Portuguese traders began importing indigo from India in the late fifteenth century. The East India Company made the trade systematic in the sixteenth century. By the early seventeenth century, indigo was readily available across Europe at prices that made woad economically uncompetitive.

The French response was to try to ban it. Germany had already restricted indigo imports in the 1570s on the grounds that it "corroded and burned" the fibres it dyed (this was false). France followed with increasingly severe restrictions, culminating in Henry IV's death penalty edict of 1609. The claim that indigo caused yarns to rot was repeated in French legislation in 1594 and again in 1603. By 1609 the penalty for using it had escalated to capital punishment.

None of it held. Indigo was simply too useful to ban effectively. Dyers smuggled it in. They used it and denied it. The enforcement was inconsistent. By the end of the seventeenth century, indigo had effectively won.
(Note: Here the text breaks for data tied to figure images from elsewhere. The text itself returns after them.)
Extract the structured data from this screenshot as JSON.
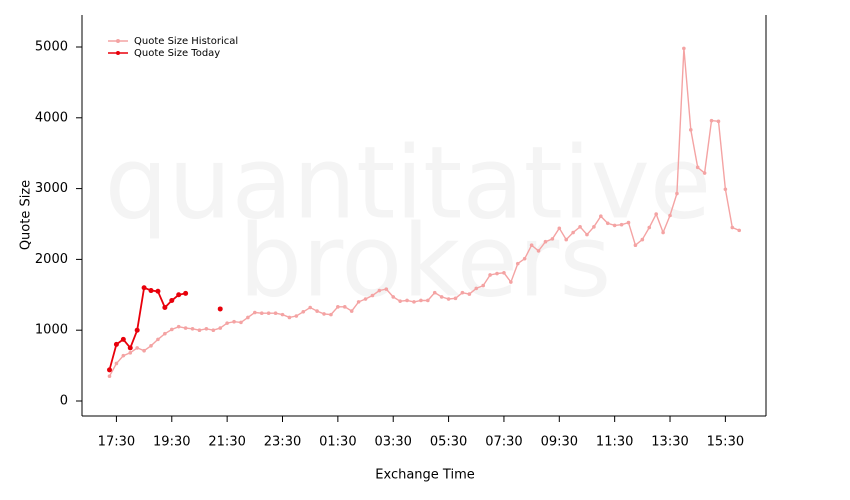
{
  "chart_data": {
    "type": "line",
    "watermark": [
      "quantitative",
      "brokers"
    ],
    "x_label": "Exchange Time",
    "y_label": "Quote Size",
    "categories": [
      null,
      "17:30",
      null,
      null,
      null,
      null,
      null,
      null,
      null,
      "19:30",
      null,
      null,
      null,
      null,
      null,
      null,
      null,
      "21:30",
      null,
      null,
      null,
      null,
      null,
      null,
      null,
      "23:30",
      null,
      null,
      null,
      null,
      null,
      null,
      null,
      "01:30",
      null,
      null,
      null,
      null,
      null,
      null,
      null,
      "03:30",
      null,
      null,
      null,
      null,
      null,
      null,
      null,
      "05:30",
      null,
      null,
      null,
      null,
      null,
      null,
      null,
      "07:30",
      null,
      null,
      null,
      null,
      null,
      null,
      null,
      "09:30",
      null,
      null,
      null,
      null,
      null,
      null,
      null,
      "11:30",
      null,
      null,
      null,
      null,
      null,
      null,
      null,
      "13:30",
      null,
      null,
      null,
      null,
      null,
      null,
      null,
      "15:30",
      null,
      null
    ],
    "series": [
      {
        "name": "Quote Size Historical",
        "color": "#f4a3a3",
        "values": [
          350,
          530,
          640,
          680,
          750,
          710,
          780,
          870,
          950,
          1010,
          1050,
          1030,
          1020,
          1000,
          1020,
          1000,
          1030,
          1100,
          1120,
          1110,
          1180,
          1250,
          1240,
          1240,
          1240,
          1220,
          1180,
          1200,
          1260,
          1320,
          1270,
          1230,
          1220,
          1330,
          1330,
          1270,
          1400,
          1440,
          1490,
          1560,
          1580,
          1470,
          1410,
          1420,
          1400,
          1420,
          1420,
          1530,
          1470,
          1440,
          1450,
          1530,
          1510,
          1590,
          1630,
          1780,
          1800,
          1810,
          1680,
          1940,
          2010,
          2200,
          2120,
          2250,
          2290,
          2440,
          2280,
          2380,
          2460,
          2350,
          2460,
          2610,
          2510,
          2480,
          2490,
          2520,
          2200,
          2280,
          2450,
          2640,
          2380,
          2620,
          2930,
          4980,
          3830,
          3300,
          3220,
          3960,
          3950,
          2990,
          2450,
          2410
        ]
      },
      {
        "name": "Quote Size Today",
        "color": "#e8000b",
        "values": [
          440,
          800,
          870,
          750,
          1000,
          1600,
          1560,
          1550,
          1320,
          1420,
          1500,
          1520,
          null,
          null,
          null,
          null,
          1300,
          null,
          null,
          null,
          null,
          null,
          null,
          null,
          null,
          null,
          null,
          null,
          null,
          null,
          null,
          null,
          null,
          null,
          null,
          null,
          null,
          null,
          null,
          null,
          null,
          null,
          null,
          null,
          null,
          null,
          null,
          null,
          null,
          null,
          null,
          null,
          null,
          null,
          null,
          null,
          null,
          null,
          null,
          null,
          null,
          null,
          null,
          null,
          null,
          null,
          null,
          null,
          null,
          null,
          null,
          null,
          null,
          null,
          null,
          null,
          null,
          null,
          null,
          null,
          null,
          null,
          null,
          null,
          null,
          null,
          null,
          null,
          null,
          null,
          null,
          null
        ]
      }
    ],
    "ylim": [
      -212,
      5452
    ],
    "yticks": [
      0,
      1000,
      2000,
      3000,
      4000,
      5000
    ],
    "legend": "top-left"
  }
}
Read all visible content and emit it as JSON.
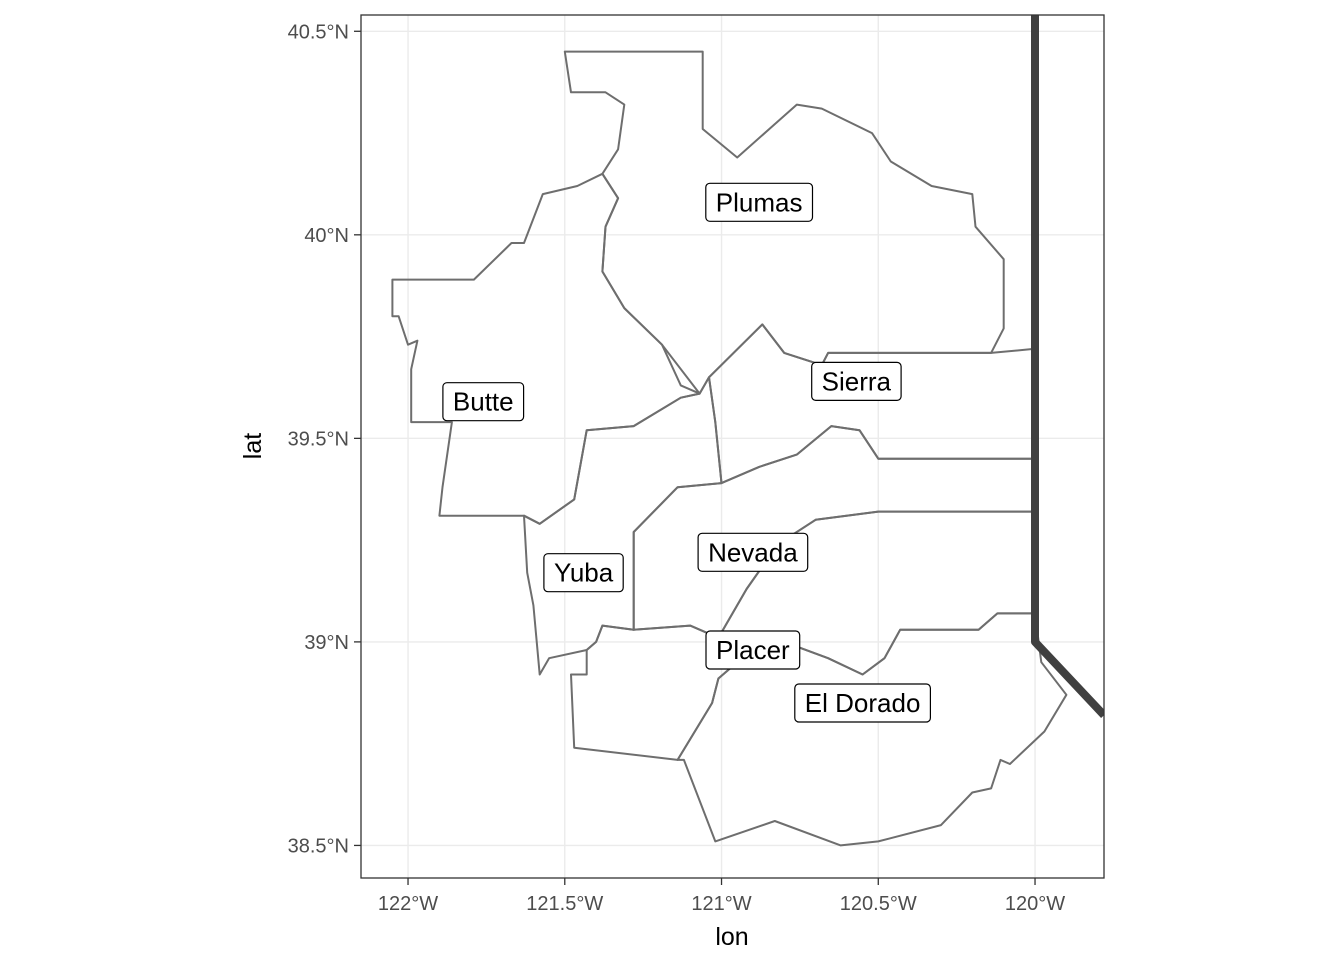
{
  "colors": {
    "background": "#ffffff",
    "grid": "#ebebeb",
    "panel_border": "#333333",
    "county_border": "#6e6e6e",
    "state_border": "#404040",
    "label_fill": "#ffffff",
    "label_border": "#000000",
    "tick_text": "#4d4d4d"
  },
  "map": {
    "xlabel": "lon",
    "ylabel": "lat",
    "xlim": [
      -122.15,
      -119.78
    ],
    "ylim": [
      38.42,
      40.54
    ],
    "x_ticks": [
      {
        "value": -122.0,
        "label": "122°W"
      },
      {
        "value": -121.5,
        "label": "121.5°W"
      },
      {
        "value": -121.0,
        "label": "121°W"
      },
      {
        "value": -120.5,
        "label": "120.5°W"
      },
      {
        "value": -120.0,
        "label": "120°W"
      }
    ],
    "y_ticks": [
      {
        "value": 38.5,
        "label": "38.5°N"
      },
      {
        "value": 39.0,
        "label": "39°N"
      },
      {
        "value": 39.5,
        "label": "39.5°N"
      },
      {
        "value": 40.0,
        "label": "40°N"
      },
      {
        "value": 40.5,
        "label": "40.5°N"
      }
    ],
    "counties": [
      {
        "name": "Plumas",
        "label": {
          "lon": -120.88,
          "lat": 40.08
        },
        "boundary": [
          [
            -121.5,
            40.45
          ],
          [
            -121.38,
            40.45
          ],
          [
            -121.06,
            40.45
          ],
          [
            -121.06,
            40.26
          ],
          [
            -120.95,
            40.19
          ],
          [
            -120.76,
            40.32
          ],
          [
            -120.68,
            40.31
          ],
          [
            -120.52,
            40.25
          ],
          [
            -120.46,
            40.18
          ],
          [
            -120.33,
            40.12
          ],
          [
            -120.2,
            40.1
          ],
          [
            -120.19,
            40.02
          ],
          [
            -120.1,
            39.94
          ],
          [
            -120.1,
            39.77
          ],
          [
            -120.14,
            39.71
          ],
          [
            -120.38,
            39.71
          ],
          [
            -120.66,
            39.71
          ],
          [
            -120.68,
            39.68
          ],
          [
            -120.8,
            39.71
          ],
          [
            -120.87,
            39.78
          ],
          [
            -121.04,
            39.65
          ],
          [
            -121.07,
            39.61
          ],
          [
            -121.13,
            39.63
          ],
          [
            -121.19,
            39.73
          ],
          [
            -121.31,
            39.82
          ],
          [
            -121.38,
            39.91
          ],
          [
            -121.37,
            40.02
          ],
          [
            -121.33,
            40.09
          ],
          [
            -121.38,
            40.15
          ],
          [
            -121.33,
            40.21
          ],
          [
            -121.31,
            40.32
          ],
          [
            -121.37,
            40.35
          ],
          [
            -121.48,
            40.35
          ],
          [
            -121.5,
            40.45
          ]
        ]
      },
      {
        "name": "Butte",
        "label": {
          "lon": -121.76,
          "lat": 39.59
        },
        "boundary": [
          [
            -121.38,
            40.15
          ],
          [
            -121.46,
            40.12
          ],
          [
            -121.57,
            40.1
          ],
          [
            -121.63,
            39.98
          ],
          [
            -121.67,
            39.98
          ],
          [
            -121.79,
            39.89
          ],
          [
            -122.05,
            39.89
          ],
          [
            -122.05,
            39.8
          ],
          [
            -122.03,
            39.8
          ],
          [
            -122.0,
            39.73
          ],
          [
            -121.97,
            39.74
          ],
          [
            -121.99,
            39.67
          ],
          [
            -121.99,
            39.54
          ],
          [
            -121.86,
            39.54
          ],
          [
            -121.89,
            39.38
          ],
          [
            -121.9,
            39.31
          ],
          [
            -121.63,
            39.31
          ],
          [
            -121.58,
            39.29
          ],
          [
            -121.47,
            39.35
          ],
          [
            -121.43,
            39.52
          ],
          [
            -121.28,
            39.53
          ],
          [
            -121.13,
            39.6
          ],
          [
            -121.07,
            39.61
          ],
          [
            -121.19,
            39.73
          ],
          [
            -121.31,
            39.82
          ],
          [
            -121.38,
            39.91
          ],
          [
            -121.37,
            40.02
          ],
          [
            -121.33,
            40.09
          ],
          [
            -121.38,
            40.15
          ]
        ]
      },
      {
        "name": "Sierra",
        "label": {
          "lon": -120.57,
          "lat": 39.64
        },
        "boundary": [
          [
            -121.04,
            39.65
          ],
          [
            -120.87,
            39.78
          ],
          [
            -120.8,
            39.71
          ],
          [
            -120.68,
            39.68
          ],
          [
            -120.66,
            39.71
          ],
          [
            -120.38,
            39.71
          ],
          [
            -120.14,
            39.71
          ],
          [
            -120.0,
            39.72
          ],
          [
            -120.0,
            39.45
          ],
          [
            -120.5,
            39.45
          ],
          [
            -120.56,
            39.52
          ],
          [
            -120.65,
            39.53
          ],
          [
            -120.76,
            39.46
          ],
          [
            -120.88,
            39.43
          ],
          [
            -121.0,
            39.39
          ],
          [
            -121.02,
            39.54
          ],
          [
            -121.04,
            39.65
          ]
        ]
      },
      {
        "name": "Yuba",
        "label": {
          "lon": -121.44,
          "lat": 39.17
        },
        "boundary": [
          [
            -121.07,
            39.61
          ],
          [
            -121.04,
            39.65
          ],
          [
            -121.02,
            39.54
          ],
          [
            -121.0,
            39.39
          ],
          [
            -121.14,
            39.38
          ],
          [
            -121.28,
            39.27
          ],
          [
            -121.28,
            39.03
          ],
          [
            -121.38,
            39.04
          ],
          [
            -121.4,
            39.0
          ],
          [
            -121.43,
            38.98
          ],
          [
            -121.55,
            38.96
          ],
          [
            -121.58,
            38.92
          ],
          [
            -121.6,
            39.09
          ],
          [
            -121.62,
            39.17
          ],
          [
            -121.63,
            39.31
          ],
          [
            -121.58,
            39.29
          ],
          [
            -121.47,
            39.35
          ],
          [
            -121.43,
            39.52
          ],
          [
            -121.28,
            39.53
          ],
          [
            -121.13,
            39.6
          ],
          [
            -121.07,
            39.61
          ]
        ]
      },
      {
        "name": "Nevada",
        "label": {
          "lon": -120.9,
          "lat": 39.22
        },
        "boundary": [
          [
            -121.28,
            39.27
          ],
          [
            -121.14,
            39.38
          ],
          [
            -121.0,
            39.39
          ],
          [
            -120.88,
            39.43
          ],
          [
            -120.76,
            39.46
          ],
          [
            -120.65,
            39.53
          ],
          [
            -120.56,
            39.52
          ],
          [
            -120.5,
            39.45
          ],
          [
            -120.0,
            39.45
          ],
          [
            -120.0,
            39.32
          ],
          [
            -120.5,
            39.32
          ],
          [
            -120.7,
            39.3
          ],
          [
            -120.82,
            39.24
          ],
          [
            -120.92,
            39.13
          ],
          [
            -121.01,
            39.01
          ],
          [
            -121.1,
            39.04
          ],
          [
            -121.28,
            39.03
          ],
          [
            -121.28,
            39.27
          ]
        ]
      },
      {
        "name": "Placer",
        "label": {
          "lon": -120.9,
          "lat": 38.98
        },
        "boundary": [
          [
            -121.28,
            39.03
          ],
          [
            -121.1,
            39.04
          ],
          [
            -121.01,
            39.01
          ],
          [
            -120.92,
            39.13
          ],
          [
            -120.82,
            39.24
          ],
          [
            -120.7,
            39.3
          ],
          [
            -120.5,
            39.32
          ],
          [
            -120.0,
            39.32
          ],
          [
            -120.0,
            39.07
          ],
          [
            -120.12,
            39.07
          ],
          [
            -120.18,
            39.03
          ],
          [
            -120.43,
            39.03
          ],
          [
            -120.48,
            38.96
          ],
          [
            -120.55,
            38.92
          ],
          [
            -120.66,
            38.96
          ],
          [
            -120.8,
            39.0
          ],
          [
            -120.89,
            38.99
          ],
          [
            -121.01,
            38.91
          ],
          [
            -121.03,
            38.85
          ],
          [
            -121.14,
            38.71
          ],
          [
            -121.47,
            38.74
          ],
          [
            -121.48,
            38.92
          ],
          [
            -121.43,
            38.92
          ],
          [
            -121.43,
            38.98
          ],
          [
            -121.4,
            39.0
          ],
          [
            -121.38,
            39.04
          ],
          [
            -121.28,
            39.03
          ]
        ]
      },
      {
        "name": "El Dorado",
        "label": {
          "lon": -120.55,
          "lat": 38.85
        },
        "boundary": [
          [
            -120.0,
            39.07
          ],
          [
            -120.12,
            39.07
          ],
          [
            -120.18,
            39.03
          ],
          [
            -120.43,
            39.03
          ],
          [
            -120.48,
            38.96
          ],
          [
            -120.55,
            38.92
          ],
          [
            -120.66,
            38.96
          ],
          [
            -120.8,
            39.0
          ],
          [
            -120.89,
            38.99
          ],
          [
            -121.01,
            38.91
          ],
          [
            -121.03,
            38.85
          ],
          [
            -121.14,
            38.71
          ],
          [
            -121.12,
            38.71
          ],
          [
            -121.02,
            38.51
          ],
          [
            -120.83,
            38.56
          ],
          [
            -120.62,
            38.5
          ],
          [
            -120.5,
            38.51
          ],
          [
            -120.3,
            38.55
          ],
          [
            -120.2,
            38.63
          ],
          [
            -120.14,
            38.64
          ],
          [
            -120.11,
            38.71
          ],
          [
            -120.08,
            38.7
          ],
          [
            -119.97,
            38.78
          ],
          [
            -119.9,
            38.87
          ],
          [
            -119.98,
            38.95
          ],
          [
            -120.0,
            39.07
          ]
        ]
      }
    ],
    "state_border": [
      [
        -120.0,
        40.54
      ],
      [
        -120.0,
        39.0
      ],
      [
        -119.78,
        38.82
      ]
    ]
  }
}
The woad industry didn't disappear overnight. In some regions it continued into the nineteenth century, partly because woad remained useful as a starter for indigo vats: a fermented woad vat creates the alkaline, reducing conditions that indigo needs, and adding indigo to an established woad vat produces better results than using indigo alone. "Woad to indigo" became a standard dyer's phrase. The plant that had been displaced as a primary dye became a supporting ingredient for its replacement.

What Replaced Woad

In 1897, German chemists synthesised alizarin (the active compound in madder). In 1897, BASF developed synthetic indigo at commercial scale. Both killed the natural dye industries for their respective colours within years. Madder cultivation in Europe collapsed after 1869, when synthetic alizarin became available. Woad, already largely displaced by natural indigo, disappeared as a commercial crop when synthetic indigo arrived.

The medieval woad towns of France survived. Their stone buildings are still there. The Hôtel d'Assézat in Toulouse, built in the 1550s by a woad merchant named Pierre d'Assézat, now houses the Fondation Bemberg art collection. The prosperity that built it came from a plant and a dye process that had been the foundation of European blue cloth for a thousand years.

Contemporary Woad

Woad is now grown primarily for historical research, craft use, and small-scale commercial natural dyeing. The plant is not difficult to grow in temperate climates: it's a common garden plant in much of Europe and has naturalised in parts of North America. The dyeing process is the same as it was in medieval Languedoc: ferment, reduce, dip, oxidise.

The colour it produces, when used with proper vat chemistry, is a clear blue indistinguishable from indigo by eye. The depth achievable with woad alone is somewhat limited by the lower dye content in the leaves, but layering multiple dips builds the depth steadily.

Henry IV's death penalty was for using a plant that produced exactly the same colour. The colour won.